If I must fail I will do so in public
Today was the First of November, and therefore the first day of NaNoWriMo or National Novel Writing Month. The challenge is to write a novel of at least 50,000 words entirely during the month of November. It’s a somewhat ambitious undertaking and therefore tempting not to talk about it until it’s done for fear that I might announce the project and then not follow through.
But the flip side of that impulse is that not telling anyone what I’m doing gives me an excuse not to follow through. It leaves me without accountability. If I fail I can simply pretend I never started.
Well, today I wrote 2,137 words of my novel. In a project where I need to average 1,667 words per day I’m calling that a good start.
It’s an interesting part of the project. Since I’m writing the second novel of a three-to-five book story arc before I’ve written the first novel, the beginning of the novel involves a lot of exposition, basically laying down some of the backstory. I’m writing a recap of a story I haven’t told yet. It’s very fun because I have to have a lot of the details already worked out.

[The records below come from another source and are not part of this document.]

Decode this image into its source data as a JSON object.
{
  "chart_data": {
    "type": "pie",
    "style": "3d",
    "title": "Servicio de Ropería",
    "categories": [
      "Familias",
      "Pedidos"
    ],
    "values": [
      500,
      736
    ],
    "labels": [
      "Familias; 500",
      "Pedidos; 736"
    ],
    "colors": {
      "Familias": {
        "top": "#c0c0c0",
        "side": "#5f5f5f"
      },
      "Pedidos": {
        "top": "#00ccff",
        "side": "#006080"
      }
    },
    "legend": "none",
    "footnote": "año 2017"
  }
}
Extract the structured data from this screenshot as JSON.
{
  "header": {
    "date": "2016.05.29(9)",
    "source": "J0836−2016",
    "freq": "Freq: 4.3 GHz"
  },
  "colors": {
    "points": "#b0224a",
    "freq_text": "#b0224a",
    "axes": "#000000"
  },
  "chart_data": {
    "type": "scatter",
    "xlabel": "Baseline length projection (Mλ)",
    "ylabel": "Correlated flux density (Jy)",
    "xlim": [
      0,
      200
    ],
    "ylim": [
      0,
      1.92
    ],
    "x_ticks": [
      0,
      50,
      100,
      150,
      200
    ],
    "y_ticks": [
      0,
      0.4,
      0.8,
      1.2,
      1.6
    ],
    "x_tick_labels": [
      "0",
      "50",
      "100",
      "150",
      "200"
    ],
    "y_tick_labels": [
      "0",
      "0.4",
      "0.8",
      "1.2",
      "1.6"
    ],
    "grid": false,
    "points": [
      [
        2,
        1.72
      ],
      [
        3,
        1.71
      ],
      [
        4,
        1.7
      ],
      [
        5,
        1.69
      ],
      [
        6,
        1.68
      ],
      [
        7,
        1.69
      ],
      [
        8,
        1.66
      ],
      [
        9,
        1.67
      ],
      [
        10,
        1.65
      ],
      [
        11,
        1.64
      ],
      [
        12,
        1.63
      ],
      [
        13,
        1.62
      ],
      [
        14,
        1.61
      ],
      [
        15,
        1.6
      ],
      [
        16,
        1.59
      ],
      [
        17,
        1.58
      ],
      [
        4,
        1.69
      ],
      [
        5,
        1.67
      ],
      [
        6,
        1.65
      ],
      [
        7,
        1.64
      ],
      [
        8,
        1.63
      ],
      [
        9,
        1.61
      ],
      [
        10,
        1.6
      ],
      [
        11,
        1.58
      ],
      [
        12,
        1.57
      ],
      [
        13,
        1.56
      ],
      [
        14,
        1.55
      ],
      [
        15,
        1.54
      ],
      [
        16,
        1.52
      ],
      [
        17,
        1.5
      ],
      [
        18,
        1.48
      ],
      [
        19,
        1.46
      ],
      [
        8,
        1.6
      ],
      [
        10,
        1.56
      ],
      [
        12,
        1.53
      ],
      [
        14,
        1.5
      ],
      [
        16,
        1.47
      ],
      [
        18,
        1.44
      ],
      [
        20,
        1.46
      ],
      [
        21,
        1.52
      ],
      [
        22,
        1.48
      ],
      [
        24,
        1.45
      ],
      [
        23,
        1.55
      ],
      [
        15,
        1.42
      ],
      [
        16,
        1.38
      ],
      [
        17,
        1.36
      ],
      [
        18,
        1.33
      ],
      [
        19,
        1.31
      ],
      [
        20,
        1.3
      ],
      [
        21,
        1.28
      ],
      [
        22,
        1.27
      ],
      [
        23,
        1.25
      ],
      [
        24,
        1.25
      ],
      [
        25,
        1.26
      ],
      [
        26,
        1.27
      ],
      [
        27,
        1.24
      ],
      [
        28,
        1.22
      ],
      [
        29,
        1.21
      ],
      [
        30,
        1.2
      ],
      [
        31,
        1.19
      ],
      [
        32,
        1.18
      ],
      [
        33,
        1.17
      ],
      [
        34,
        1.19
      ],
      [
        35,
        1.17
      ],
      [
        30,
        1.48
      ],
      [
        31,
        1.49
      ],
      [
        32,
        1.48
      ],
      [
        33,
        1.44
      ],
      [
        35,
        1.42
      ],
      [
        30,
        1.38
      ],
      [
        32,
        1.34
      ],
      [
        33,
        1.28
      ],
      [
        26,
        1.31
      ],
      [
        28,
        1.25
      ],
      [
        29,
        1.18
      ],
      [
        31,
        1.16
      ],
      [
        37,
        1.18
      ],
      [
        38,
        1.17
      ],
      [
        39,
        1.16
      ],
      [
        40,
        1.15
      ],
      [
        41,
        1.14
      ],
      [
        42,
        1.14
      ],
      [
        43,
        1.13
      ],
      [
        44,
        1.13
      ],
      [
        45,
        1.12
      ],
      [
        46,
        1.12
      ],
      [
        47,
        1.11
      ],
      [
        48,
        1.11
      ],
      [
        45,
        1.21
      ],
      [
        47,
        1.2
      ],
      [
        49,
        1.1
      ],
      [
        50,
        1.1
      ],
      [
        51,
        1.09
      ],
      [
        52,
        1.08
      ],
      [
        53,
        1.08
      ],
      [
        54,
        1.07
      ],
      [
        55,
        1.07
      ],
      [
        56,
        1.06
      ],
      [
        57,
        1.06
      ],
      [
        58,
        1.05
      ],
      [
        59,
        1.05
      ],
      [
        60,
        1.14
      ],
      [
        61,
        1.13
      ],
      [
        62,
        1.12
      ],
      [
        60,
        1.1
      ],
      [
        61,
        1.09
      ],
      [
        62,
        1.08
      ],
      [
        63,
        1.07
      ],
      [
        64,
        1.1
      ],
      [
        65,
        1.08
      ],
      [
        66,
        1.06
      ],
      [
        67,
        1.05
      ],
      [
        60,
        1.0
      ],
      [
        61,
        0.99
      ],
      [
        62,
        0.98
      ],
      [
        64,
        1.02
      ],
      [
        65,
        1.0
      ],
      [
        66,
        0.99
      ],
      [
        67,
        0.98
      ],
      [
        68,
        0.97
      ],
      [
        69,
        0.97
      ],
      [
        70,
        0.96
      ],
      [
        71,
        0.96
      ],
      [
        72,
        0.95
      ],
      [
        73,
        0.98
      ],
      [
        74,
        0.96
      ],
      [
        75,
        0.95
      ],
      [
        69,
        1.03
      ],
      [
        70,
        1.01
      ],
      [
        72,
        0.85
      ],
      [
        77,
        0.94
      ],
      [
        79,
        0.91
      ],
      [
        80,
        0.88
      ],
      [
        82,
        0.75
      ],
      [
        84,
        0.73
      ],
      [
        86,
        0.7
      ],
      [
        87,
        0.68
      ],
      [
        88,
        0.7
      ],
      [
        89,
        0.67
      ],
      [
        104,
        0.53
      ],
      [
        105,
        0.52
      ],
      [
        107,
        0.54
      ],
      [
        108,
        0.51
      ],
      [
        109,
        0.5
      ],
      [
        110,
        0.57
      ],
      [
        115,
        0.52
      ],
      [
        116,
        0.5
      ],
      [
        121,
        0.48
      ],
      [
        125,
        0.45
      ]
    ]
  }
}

I have written some of the story of what I hope will be the first book, but only a few fragments. I have a lot outlined and I have a timeline of events going forward and back hundreds of years from the events of this story. Many of the details seem to fill themselves in.
At the close of this day, I’m observing something fantastic. Though I have only started, I have finished the day with a sense that I have accomplished something. This is a sense I haven’t felt in months, perhaps years. Whatever I’ve done has been, I don’t know. Perhaps the way to put it is that I haven’t done my own work since I moved out of my studio; certainly not since I moved out of San Francisco.
I don’t know what will become of this. There are 29 days to go in November and I have no illusions that even at 50,000 words it will be finished. I suspect that even if I get the whole story out it will still need a lot of expansion and fleshing-out. But that’s not what matters. What matters is getting the writing done and seeing if I continue to have this sense of accomplishment.